CenterPoint Energy in Texas completed installation of more than 2.2 million smart meters from Council member Itron as part of its smart grid initiative, which was designed to give consumers more control over their energy consumption.
Now CenterPoint customers have 15-minute interval access to their energy data from the Smart Meter Texas online web portal and have wireless capabilities to install in-home energy management devices.
“Our smart meter deployment has been extremely successful. Not only have we had compliments from our customers and the Public Utility Commission of Texas, we’ve also had compliments from the Department of Energy,” said Kenny Mercado, division senior vice president of Grid and Market Operations for CenterPoint Energy.
The Smart Grid Consumer Collaborative is a nonprofit organization focused on advancing a consumer-safe, consumer-friendly smart grid and has researched consumers and published reports on smart grid consumer education and segmentation. SGCC’s research shows that consumers fall into five broad segments ranging from Concerned Greens, those people who want a cleaner energy portfolio, to Do-It-Yourself and Save,
those people who want to save money and are likely to enroll in programs that will help them take action to do that. Both of these segments would likely be responsive to personalize programs that match their values around energy.

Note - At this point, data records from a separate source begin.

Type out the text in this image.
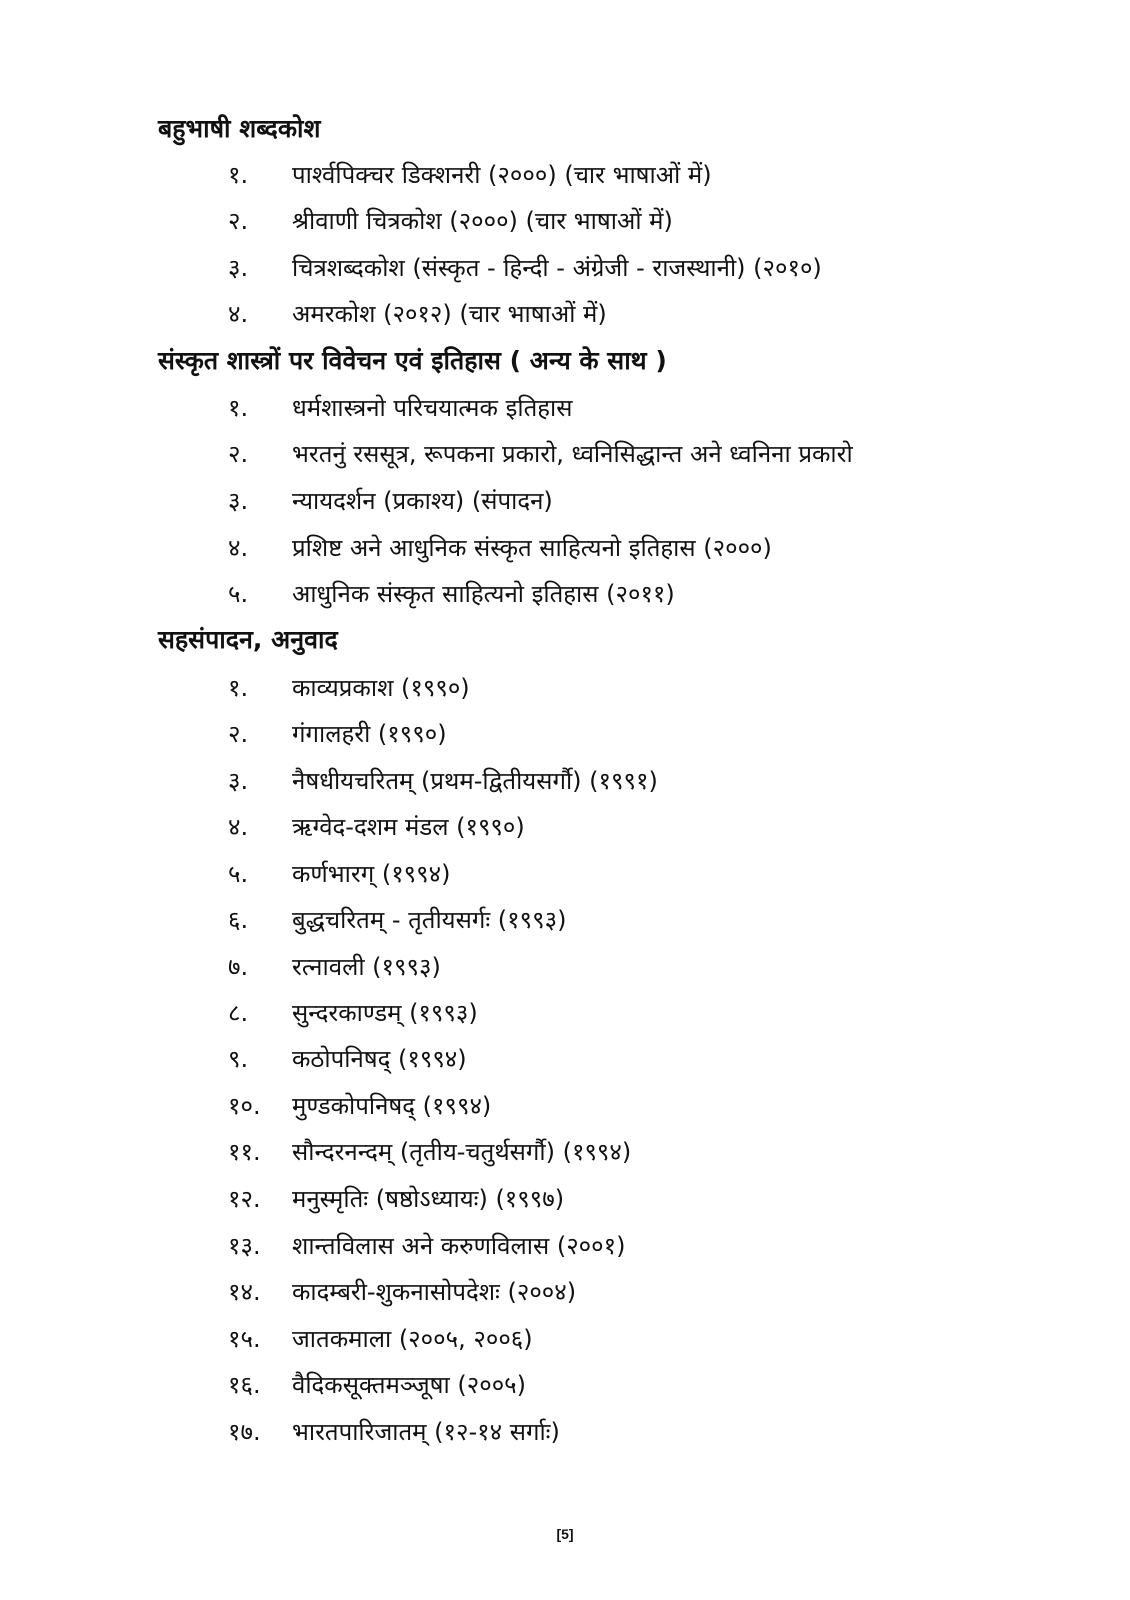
बहुभाषी शब्दकोश
१.	पार्श्वपिक्चर डिक्शनरी (२०००) (चार भाषाओं में)
२.	श्रीवाणी चित्रकोश (२०००) (चार भाषाओं में)
३.	चित्रशब्दकोश (संस्कृत - हिन्दी - अंग्रेजी - राजस्थानी) (२०१०)
४.	अमरकोश (२०१२) (चार भाषाओं में)
संस्कृत शास्त्रों पर विवेचन एवं इतिहास ( अन्य के साथ )
१.	धर्मशास्त्रनो परिचयात्मक इतिहास
२.	भरतनुं रससूत्र, रूपकना प्रकारो, ध्वनिसिद्धान्त अने ध्वनिना प्रकारो
३.	न्यायदर्शन (प्रकाश्य) (संपादन)
४.	प्रशिष्ट अने आधुनिक संस्कृत साहित्यनो इतिहास (२०००)
५.	आधुनिक संस्कृत साहित्यनो इतिहास (२०११)
सहसंपादन, अनुवाद
१.	काव्यप्रकाश (१९९०)
२.	गंगालहरी (१९९०)
३.	नैषधीयचरितम् (प्रथम-द्वितीयसर्गौ) (१९९१)
४.	ऋग्वेद-दशम मंडल (१९९०)
५.	कर्णभारग् (१९९४)
६.	बुद्धचरितम् - तृतीयसर्गः (१९९३)
७.	रत्नावली (१९९३)
८.	सुन्दरकाण्डम् (१९९३)
९.	कठोपनिषद् (१९९४)
१०.	मुण्डकोपनिषद् (१९९४)
११.	सौन्दरनन्दम् (तृतीय-चतुर्थसर्गौ) (१९९४)
१२.	मनुस्मृतिः (षष्ठोऽध्यायः) (१९९७)
१३.	शान्तविलास अने करुणविलास (२००१)
१४.	कादम्बरी-शुकनासोपदेशः (२००४)
१५.	जातकमाला (२००५, २००६)
१६.	वैदिकसूक्तमञ्जूषा (२००५)
१७.	भारतपारिजातम् (१२-१४ सर्गाः)
[5]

Joining with organizations like SGCC to obtain materials, collaborate with others and learn best practices for citizen engagement is one way to increase the likelihood that smart energy projects receive consumer support.
Facility helps public and private sector researchers scale up clean energy technologies
Located at the National Renewable Energy Laboratory’s campus in Golden, Colorado, the new 182,500-square-foot Energy Systems Integration Facility (ESIF) is the first facility in the United States to help both public and private sector researchers scale-up promising clean energy technologies – from solar modules and wind turbines to electric vehicles and efficient, interactive home appliances – and test how they interact with each other and the grid at utility-scale. The U.S. Congress provided $135 million to construct and equip the facility.
ESIF, which opened in 2013, houses more than 15 experimental laboratories and several outdoor test beds, including an interactive hardware-in-the-loop system that lets researchers and manufacturers test their products at full power and real grid load levels. The facility will also feature a petascale supercomputer that can support large-scale modeling and simulation at one quadrillion operations per second.